In a recent sitdown with a Nigerian media outlet, the 34-year-old singer weighs in on the contentious question of “whether Nigerian artists support their Ghanaian counterparts”. Additionally, he argues that Reggae music belongs to Africans, not the Caribbean.
When asked what prodded him into choosing Reggae as his musical style,? Stonebwoy responded,
“I chose Reggae because it’s the most relatable way I could express my talent. And I think over the years, I have proven that it’s not the only avenue I can express my creativity through, but it’s actually the foundation because I can relate to the message and the style that it brings.”
Segueing into the origins of Reggae music, the interviewer posed the question, “Many would argue that Reggae is not an African thing. What is your viewpoint on it?”
According to the Afropop, Dancehall singer, “Reggae is rooted in the heart of Africa. It’s not a foreign style or movement. It only has more consciousness and awareness attached to that style of music. Even our Afrobeats of today also stem out from the highlife core, where the highlife core tells stories and brings people to consciousness.
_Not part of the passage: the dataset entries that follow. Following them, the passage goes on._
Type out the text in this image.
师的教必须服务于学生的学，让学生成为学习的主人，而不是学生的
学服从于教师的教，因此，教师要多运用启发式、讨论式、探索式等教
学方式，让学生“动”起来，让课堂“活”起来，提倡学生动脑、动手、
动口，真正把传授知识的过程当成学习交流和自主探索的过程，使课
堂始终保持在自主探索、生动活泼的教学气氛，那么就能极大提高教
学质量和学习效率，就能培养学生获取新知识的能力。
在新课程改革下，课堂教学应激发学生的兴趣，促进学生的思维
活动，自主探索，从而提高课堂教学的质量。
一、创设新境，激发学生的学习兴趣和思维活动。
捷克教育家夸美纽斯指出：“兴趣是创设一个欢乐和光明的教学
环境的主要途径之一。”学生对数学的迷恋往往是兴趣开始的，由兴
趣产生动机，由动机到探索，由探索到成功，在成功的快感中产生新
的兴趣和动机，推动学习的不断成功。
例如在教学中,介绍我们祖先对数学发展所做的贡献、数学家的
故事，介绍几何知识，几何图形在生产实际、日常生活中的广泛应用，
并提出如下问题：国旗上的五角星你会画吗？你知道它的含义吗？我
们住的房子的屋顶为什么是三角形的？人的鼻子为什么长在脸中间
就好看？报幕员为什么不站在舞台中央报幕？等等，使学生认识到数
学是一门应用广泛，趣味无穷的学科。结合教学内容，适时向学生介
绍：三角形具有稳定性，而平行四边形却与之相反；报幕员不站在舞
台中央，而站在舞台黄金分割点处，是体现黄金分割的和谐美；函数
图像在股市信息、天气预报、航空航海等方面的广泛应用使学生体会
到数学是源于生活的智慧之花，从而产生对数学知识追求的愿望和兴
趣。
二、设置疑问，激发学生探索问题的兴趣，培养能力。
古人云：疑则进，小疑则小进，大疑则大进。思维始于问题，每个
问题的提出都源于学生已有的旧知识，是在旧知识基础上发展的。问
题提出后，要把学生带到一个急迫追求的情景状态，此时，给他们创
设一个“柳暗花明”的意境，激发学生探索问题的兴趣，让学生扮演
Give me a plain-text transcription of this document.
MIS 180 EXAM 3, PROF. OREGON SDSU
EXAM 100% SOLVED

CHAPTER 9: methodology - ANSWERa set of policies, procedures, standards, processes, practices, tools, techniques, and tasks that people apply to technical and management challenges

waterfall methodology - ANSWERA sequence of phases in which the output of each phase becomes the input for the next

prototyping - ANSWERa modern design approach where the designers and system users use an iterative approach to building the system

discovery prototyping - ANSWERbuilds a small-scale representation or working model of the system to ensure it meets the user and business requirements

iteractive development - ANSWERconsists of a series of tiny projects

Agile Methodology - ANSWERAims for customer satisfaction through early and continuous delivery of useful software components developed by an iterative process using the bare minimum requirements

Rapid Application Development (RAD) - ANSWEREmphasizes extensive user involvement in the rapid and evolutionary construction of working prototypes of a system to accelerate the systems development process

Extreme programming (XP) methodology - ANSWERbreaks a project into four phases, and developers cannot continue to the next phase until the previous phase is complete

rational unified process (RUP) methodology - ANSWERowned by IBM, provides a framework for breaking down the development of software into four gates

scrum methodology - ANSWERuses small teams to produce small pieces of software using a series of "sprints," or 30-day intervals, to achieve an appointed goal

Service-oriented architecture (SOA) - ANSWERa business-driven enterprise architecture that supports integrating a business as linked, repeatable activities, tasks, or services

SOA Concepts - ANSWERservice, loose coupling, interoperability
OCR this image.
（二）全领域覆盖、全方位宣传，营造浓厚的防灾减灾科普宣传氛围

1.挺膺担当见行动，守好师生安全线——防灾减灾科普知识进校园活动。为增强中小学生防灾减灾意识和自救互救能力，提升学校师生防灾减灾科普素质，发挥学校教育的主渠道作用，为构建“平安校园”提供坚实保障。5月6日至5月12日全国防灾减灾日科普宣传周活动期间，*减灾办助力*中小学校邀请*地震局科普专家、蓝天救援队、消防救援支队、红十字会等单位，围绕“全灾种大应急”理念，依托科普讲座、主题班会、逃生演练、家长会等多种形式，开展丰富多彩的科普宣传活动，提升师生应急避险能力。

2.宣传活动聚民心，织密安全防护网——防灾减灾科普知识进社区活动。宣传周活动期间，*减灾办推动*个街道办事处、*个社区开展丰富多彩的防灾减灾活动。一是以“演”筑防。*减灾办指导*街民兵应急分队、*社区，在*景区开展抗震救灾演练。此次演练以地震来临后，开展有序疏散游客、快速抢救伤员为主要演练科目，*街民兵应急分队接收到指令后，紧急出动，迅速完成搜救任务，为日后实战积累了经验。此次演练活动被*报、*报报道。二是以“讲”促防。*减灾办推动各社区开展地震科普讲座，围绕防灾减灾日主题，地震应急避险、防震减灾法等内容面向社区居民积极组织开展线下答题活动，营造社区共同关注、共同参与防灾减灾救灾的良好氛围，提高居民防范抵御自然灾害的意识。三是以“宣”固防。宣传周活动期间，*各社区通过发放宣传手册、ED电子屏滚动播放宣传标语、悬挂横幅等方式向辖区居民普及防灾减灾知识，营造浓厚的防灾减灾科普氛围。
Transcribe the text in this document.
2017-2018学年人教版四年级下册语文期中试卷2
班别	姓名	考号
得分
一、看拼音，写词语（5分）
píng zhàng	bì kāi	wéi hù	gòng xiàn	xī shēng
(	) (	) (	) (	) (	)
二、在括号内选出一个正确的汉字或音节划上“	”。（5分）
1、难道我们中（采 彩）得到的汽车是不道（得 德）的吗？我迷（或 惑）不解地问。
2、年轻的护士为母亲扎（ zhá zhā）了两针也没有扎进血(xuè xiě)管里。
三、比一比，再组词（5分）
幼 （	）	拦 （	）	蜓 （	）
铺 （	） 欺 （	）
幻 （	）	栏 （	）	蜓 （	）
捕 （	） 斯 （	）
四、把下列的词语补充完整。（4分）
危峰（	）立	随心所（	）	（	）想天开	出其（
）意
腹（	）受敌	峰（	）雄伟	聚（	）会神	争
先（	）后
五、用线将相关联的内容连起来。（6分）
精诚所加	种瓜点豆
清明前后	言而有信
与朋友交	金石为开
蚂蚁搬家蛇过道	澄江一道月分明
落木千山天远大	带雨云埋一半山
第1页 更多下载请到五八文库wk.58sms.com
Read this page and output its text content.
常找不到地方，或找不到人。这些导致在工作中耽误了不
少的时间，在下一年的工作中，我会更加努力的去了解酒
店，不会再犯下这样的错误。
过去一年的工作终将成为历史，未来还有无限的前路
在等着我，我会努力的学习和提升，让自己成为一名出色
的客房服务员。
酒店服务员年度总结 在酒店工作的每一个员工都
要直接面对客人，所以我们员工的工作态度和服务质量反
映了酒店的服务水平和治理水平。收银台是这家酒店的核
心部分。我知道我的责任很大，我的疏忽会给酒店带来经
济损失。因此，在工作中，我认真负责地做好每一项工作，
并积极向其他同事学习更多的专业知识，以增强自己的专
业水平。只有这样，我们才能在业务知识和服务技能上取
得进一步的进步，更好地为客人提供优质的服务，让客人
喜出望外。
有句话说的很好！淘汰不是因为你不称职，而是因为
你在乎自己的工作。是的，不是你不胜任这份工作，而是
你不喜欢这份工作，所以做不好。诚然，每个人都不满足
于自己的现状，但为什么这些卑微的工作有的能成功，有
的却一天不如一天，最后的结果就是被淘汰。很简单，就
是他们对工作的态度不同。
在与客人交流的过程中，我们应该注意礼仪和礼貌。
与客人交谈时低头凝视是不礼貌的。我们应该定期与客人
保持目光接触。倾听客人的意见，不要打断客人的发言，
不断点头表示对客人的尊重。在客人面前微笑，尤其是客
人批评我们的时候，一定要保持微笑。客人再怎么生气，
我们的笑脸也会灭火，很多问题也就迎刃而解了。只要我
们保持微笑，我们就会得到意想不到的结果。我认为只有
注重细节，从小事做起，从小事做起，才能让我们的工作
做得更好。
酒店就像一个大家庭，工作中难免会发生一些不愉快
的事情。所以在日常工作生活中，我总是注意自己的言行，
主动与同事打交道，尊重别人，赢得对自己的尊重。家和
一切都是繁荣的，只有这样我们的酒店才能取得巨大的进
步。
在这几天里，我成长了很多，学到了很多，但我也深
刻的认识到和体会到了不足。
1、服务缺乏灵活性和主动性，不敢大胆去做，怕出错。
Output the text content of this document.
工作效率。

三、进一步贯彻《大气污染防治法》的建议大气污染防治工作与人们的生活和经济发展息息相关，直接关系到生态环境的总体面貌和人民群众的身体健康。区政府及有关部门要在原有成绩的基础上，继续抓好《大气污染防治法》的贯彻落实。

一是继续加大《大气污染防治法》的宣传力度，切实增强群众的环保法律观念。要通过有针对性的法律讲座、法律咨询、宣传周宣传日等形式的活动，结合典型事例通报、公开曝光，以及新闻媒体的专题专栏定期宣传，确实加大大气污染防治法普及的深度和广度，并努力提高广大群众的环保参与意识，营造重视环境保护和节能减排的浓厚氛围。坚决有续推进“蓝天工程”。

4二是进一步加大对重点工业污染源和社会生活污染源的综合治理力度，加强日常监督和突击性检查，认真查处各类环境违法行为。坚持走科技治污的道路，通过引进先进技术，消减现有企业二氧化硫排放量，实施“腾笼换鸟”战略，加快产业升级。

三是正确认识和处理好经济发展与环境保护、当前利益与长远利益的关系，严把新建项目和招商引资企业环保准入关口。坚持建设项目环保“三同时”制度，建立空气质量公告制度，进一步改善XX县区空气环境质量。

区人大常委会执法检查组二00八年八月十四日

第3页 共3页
Whether Reggae, Dancehall, Highlife, or Afrobeats, they all come from the same source.”
Further adding, “To me, it’s not that it’s very difficult to actually express oneself with those styles, all those names in Jamaican. Remember that Jamaicans are all Africans by virtue of the slave trade. So, it’s just the music that we’re doing back again. Music is music, you have just got to present it well and find the manner in which you can express yourself the best and the most. I’m not the only one doing it, there are tons and tons of people, who are inspired by that genre of music. It doesn’t belong to any Caribbean society from its core. It belongs to Africans and we are enjoying it in diverse ways.”
In closing, he announced that work as began on his forthcoming album, which is slated for release next March.